Apresenta-se hoje a meio gás, um gás cor de laranja ácida muito quente disposto
numa metade com diâmetro que faz inveja com certeza à jante de liga leve com
imensas polegadas que se punha dantes no audi quê sete e agora não sei, mas é
capaz (aquilo das maiúsculas mantém-se).
- Tristonha?! Eu acho-a tão bonita, assim, enorme e daquela
cor…
- Não… parece tristonha. Mas a senhora também, já da outra
vez que a levei (o taxista lembra-se de mim) achei-a um bocado tristonha.
É que não, isso eu não. Não me assenta, comecei por dizer
ali em cima, mas o condutor que me leva a casa não vai ler isto e por
conseguinte deixei-o nas suas deambulações, eu tenho é de me deitar a treinar a
memória, que deste condutor não me recordo eu.

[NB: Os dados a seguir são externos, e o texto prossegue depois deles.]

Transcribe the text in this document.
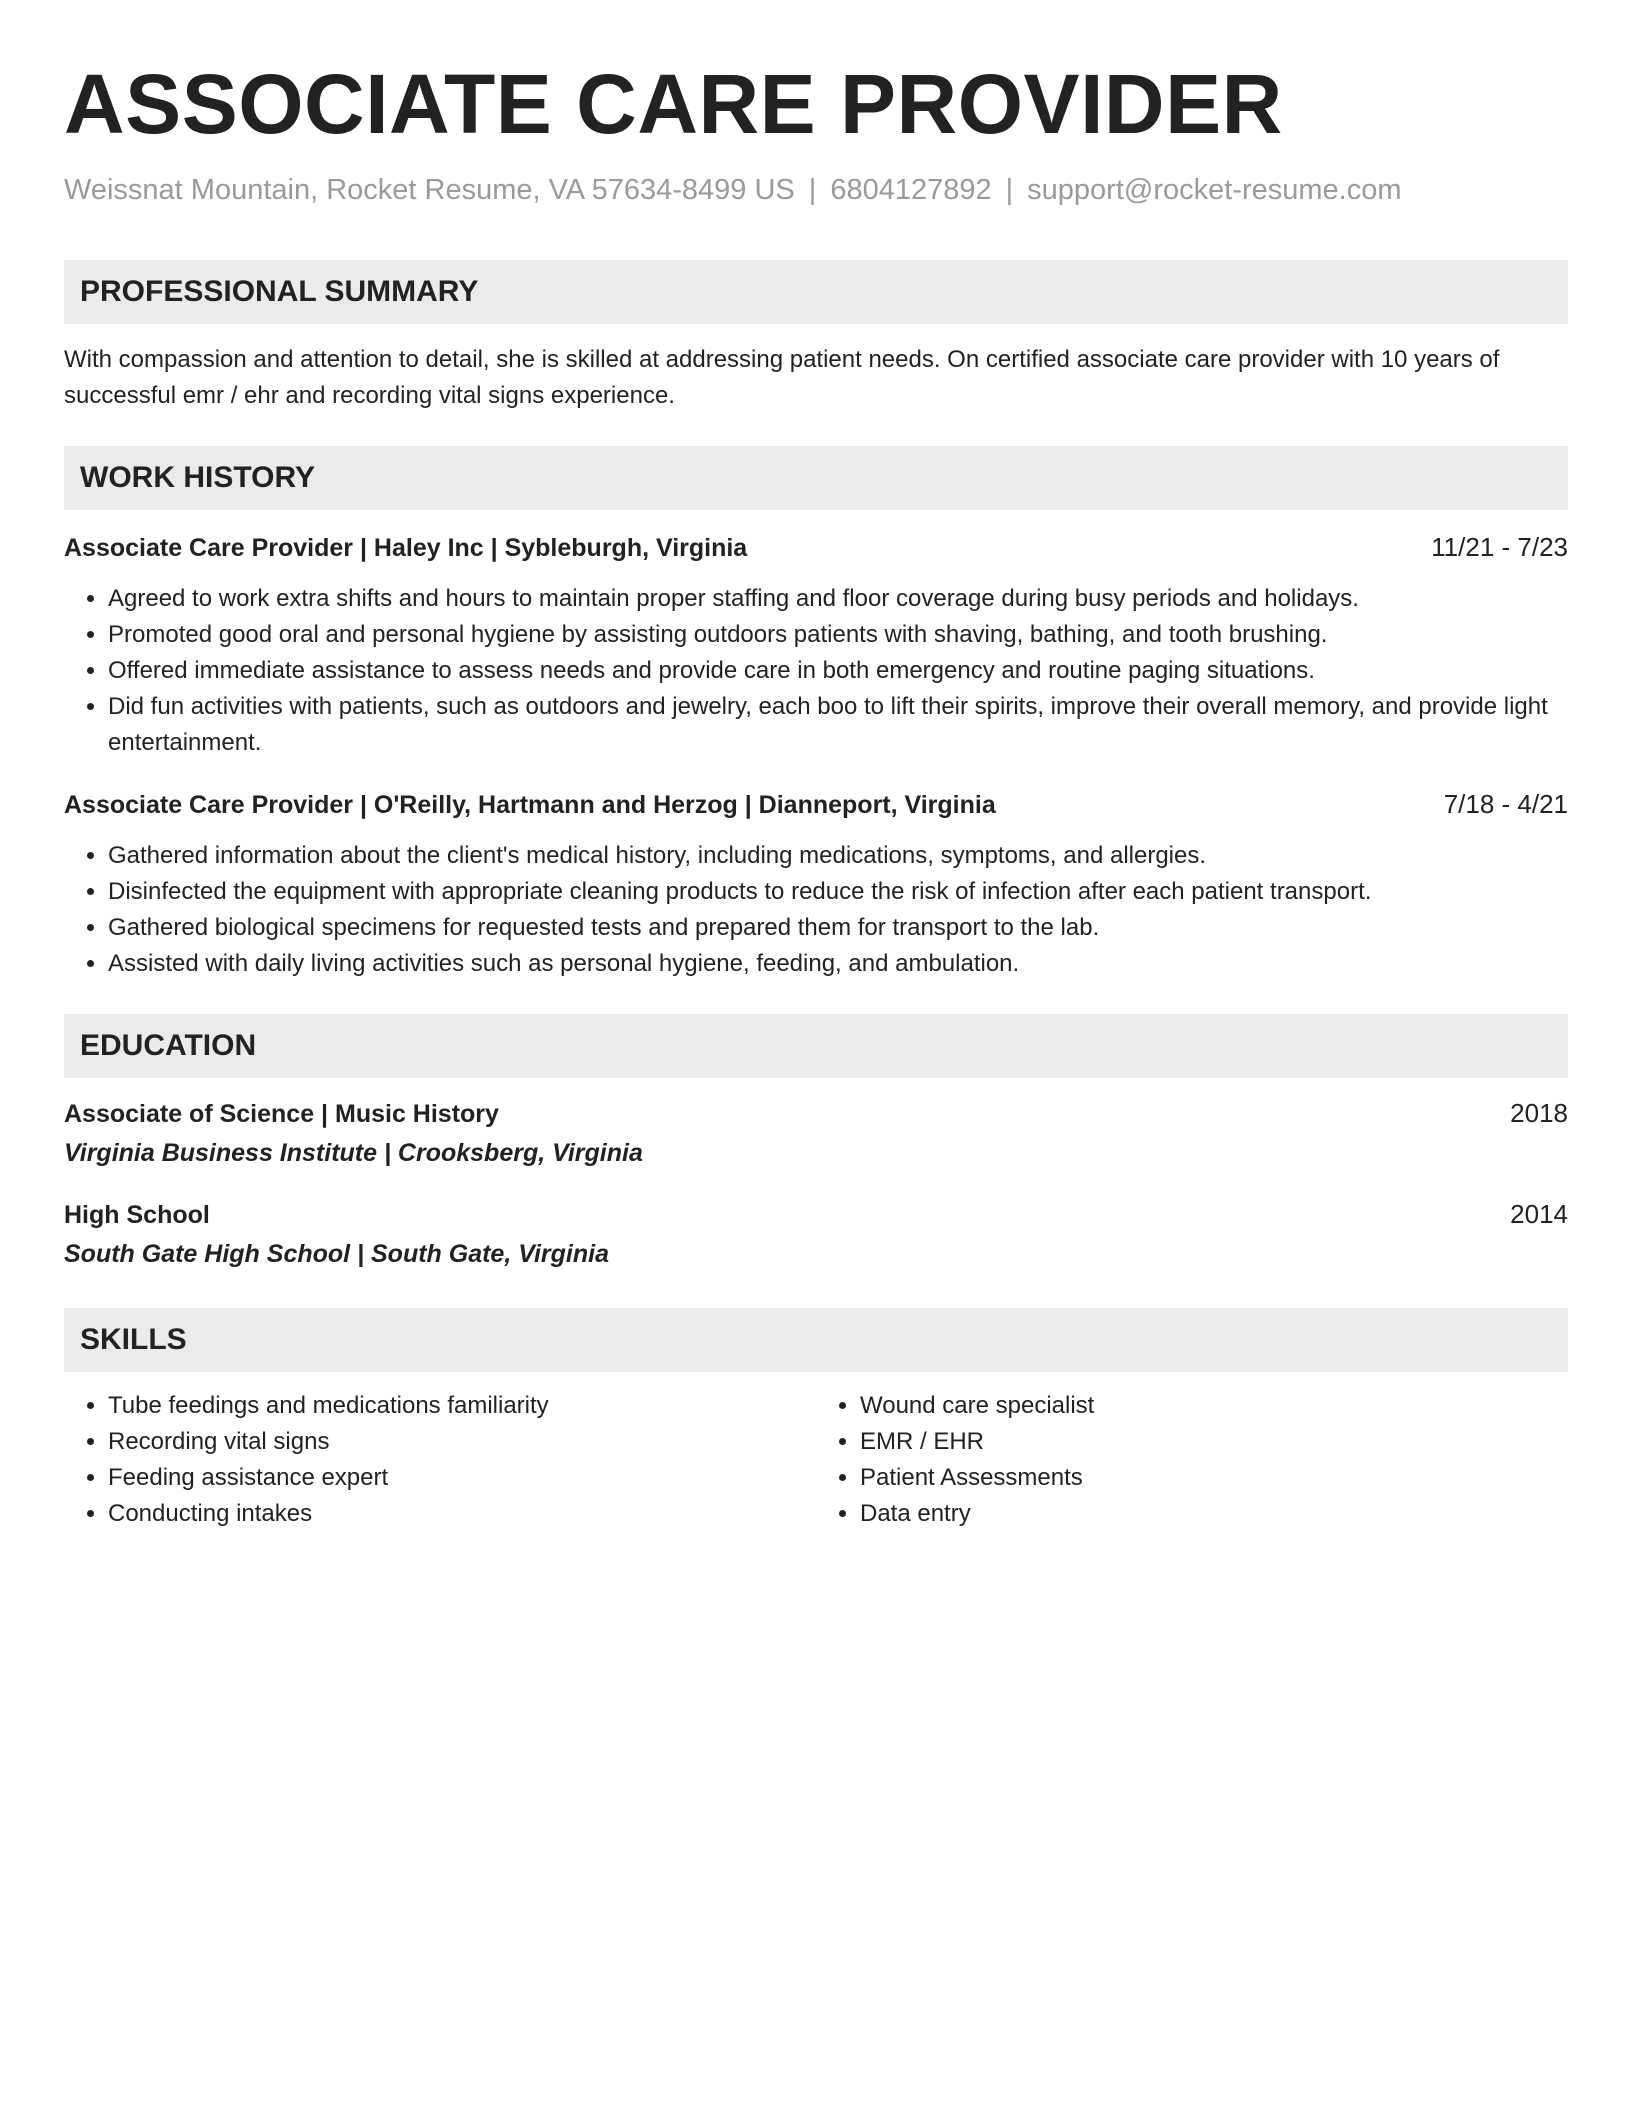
ASSOCIATE CARE PROVIDER
Weissnat Mountain, Rocket Resume, VA 57634-8499 US | 6804127892 | support@rocket-resume.com
PROFESSIONAL SUMMARY

With compassion and attention to detail, she is skilled at addressing patient needs. On certified associate care provider with 10 years of successful emr / ehr and recording vital signs experience.

WORK HISTORY
Associate Care Provider | Haley Inc | Sybleburgh, Virginia	11/21 - 7/23
• Agreed to work extra shifts and hours to maintain proper staffing and floor coverage during busy periods and holidays.
• Promoted good oral and personal hygiene by assisting outdoors patients with shaving, bathing, and tooth brushing.
• Offered immediate assistance to assess needs and provide care in both emergency and routine paging situations.
• Did fun activities with patients, such as outdoors and jewelry, each boo to lift their spirits, improve their overall memory, and provide light entertainment.
Associate Care Provider | O'Reilly, Hartmann and Herzog | Dianneport, Virginia	7/18 - 4/21
• Gathered information about the client's medical history, including medications, symptoms, and allergies.
• Disinfected the equipment with appropriate cleaning products to reduce the risk of infection after each patient transport.
• Gathered biological specimens for requested tests and prepared them for transport to the lab.
• Assisted with daily living activities such as personal hygiene, feeding, and ambulation.
EDUCATION
Associate of Science | Music History	2018
Virginia Business Institute | Crooksberg, Virginia
High School	2014
South Gate High School | South Gate, Virginia
SKILLS
• Tube feedings and medications familiarity
• Recording vital signs
• Feeding assistance expert
• Conducting intakes
• Wound care specialist
• EMR / EHR
• Patient Assessments
• Data entry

Hesito se termino aqui a escrita que já não é cedo e havemos de querer descansar, oito horas de sono é que é e nós aqui no Portugal é raro, mas como não
escrevo há muitos dias, vai mais um bocadinho.
O comboio em que sigo pára na estação Amsterdam Bijlmer Arena e
eu recordo-me que foi nesta feia estação que um dia vi a mais bela cena entre dois animais, um pássaro abraçar outro com uma asa, foi também o momento em que me arrependi deveras de não
aderir que nem louca às tecnologias que me permitiriam agora evidenciar a
maravilha que aquilo foi, um pousado na estrutura metálica alta por cima de mim,
enfiado sobre si mesmo, meio tremeliques, feito numa bola preta. Eu esperava o
comboio e olhava para cima, o pássaro parece não estar bem, e foi quando
o outro veio, pousou ao lado, rodou a cabeça para o companheiro, como que a
inquirir-se que terá este meu irmão, que lindo pássaro era, aliás os dois, o
tremeliques e o viçoso inquiridor, há-os em grande número nas estações de comboio
neerlandesas, e eu a olhar para eles e a roer-me de raiva com o meu telemóvel
muito bom para telefonar e assim de repente acho que para mais nada, já lá vão uns
três longos anos, isso é preciso ver. E então o viçoso chega-se mais ao mano e olha-o e observa-o, tenta descortinar-lhe uma cabeça, digo eu, qualquer coisa com forma no meio da bola
de penas pretas tremeliques, e eis que levanta a asa daquele lado e cobre o irmão
com ela, isto de eles serem irmãos é que não pude confirmar. O Tremeliques, que
acaba de ganhar o direito à maiúscula, desenrolou a cabeça lá do corpo dele e
olhou para o outro, ensonado, o que foi? E então é um ajeitar de asa, um aconchegar, um
inclinar ainda mais inquiridor de cabeça, isto teria eu filmado se pudesse, mas ai que o
Tremeliques não responde, retoma a sua forma redonda e o vibrar desordenado, o pássaro não está bem.
O Viçoso, a esta hora merecedor indubitável da maiúscula que lhe serve, retirou-se pois, batendo as
asas em direcção à vida que a ele ainda certamente sorri.
Afinal pensando bem, sim, tristonha eu.